Je crois que vous avez déjà reçu les lettres[1] que je vous ai écrites sur le sujet des émigrants. Il ne dépend que des philosophes de partir, et d’établir leur séjour dans le lieu de mes États qui leur conviendra le mieux. Je n’entends plus parler de Tronchin[2] ; je le crois parti ; et supposé qu’il soit encore ici, cela ne le rendra pas plus instruit de ce qui se passe chez moi et de ce que je vous écris. Quant à ceux de Berne[3], je suis très-résolu à les laisser brûler des livres, s’ils y trouvent du plaisir, parce que tout le monde est maître chez soi ; et qu’importe à nous autres qu’ils brûlent M.  de Fleury ? N’avez-vous pas fait passer par les flammes[4] les cantiques de Salomon, pour les avoir mis en beaux vers français ? Lorsque les magistrats et les théologiens se mettent en train de brûler, ils jetteraient la Bible au feu, s’ils la rencontraient sous leurs mains. Toutes ces choses qui viennent d’arriver aux Calas, aux Sirven, et en dernier lieu à Abbeville, me font soupçonner que la justice est mal administrée en France, qu’on se précipite souvent dans les procédures, et qu’on s’y joue de la vie des hommes. Le président Montesquieu était prévenu pour cette jurisprudence, qu’il avait sucée avec le lait ; cela ne m’empêche pas d’être persuadé qu’elle a grand besoin d’être réformée, et qu’il ne faut jamais laisser aux tribunaux le pouvoir d’exécuter des sentences de mort avant qu’elles n’aient été revues par des tribunaux suprêmes, et signées par le souverain. C’est une chose pitoyable que de casser des arrêts et des sentences quand les victimes ont péri ; il faudrait punir les juges et les restreindre avec tant d’exactitude qu’on n’eût pas désormais de pareilles rechutes à craindre. Sancho Pança était un grand jurisconsulte ; il gouvernait sagement son île de Barataria ; il serait à souhaiter que les présidiaux eussent toujours sa belle sentence sous les yeux : ils respecteraient au moins davantage la vie des malheureux, s’ils se rappelaient qu’il vaut mieux sauver un coupable que de perdre un innocent. Si je me le rappelle bien, c’est à Toulouse[5] où il y a une messe fondée pour la pie qui couvre encore de honte la mémoire des magistrats inconsidérés qui firent exécuter une fille innocente, accusée d’un vol qu’une pie apprivoisée avait fait ; mais ce qui me révolte le plus est cet usage barbare de donner la question aux gens condamnés, avant de les mener au supplice :

  1. On n’en a que deux ; voyez n° 6409 et 6450.

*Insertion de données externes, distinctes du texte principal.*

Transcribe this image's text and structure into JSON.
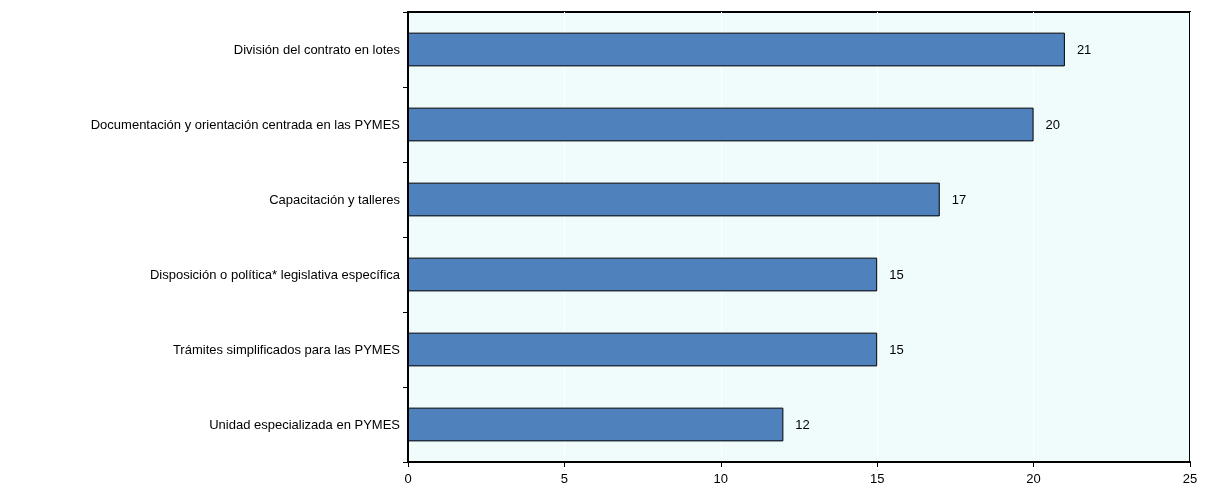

  2. Fils du célèbre médecin de Genève.
  3. On avait, dans cette ville, brûlé l’Abrégé de l’Histoire ecclésiastique (voyez lettres 6252 et 6516).
  4. En 1759; voyez tome XL, page 259.
  5. C’était à Rouen. MM. Théodore Baudouin (sous le nom de Daubigny) et Caignez ont fait jouer, en 1815, un mélodrame intitulé la Pie voleuse. Ils ont placé la scène à Palaiseau. (B.)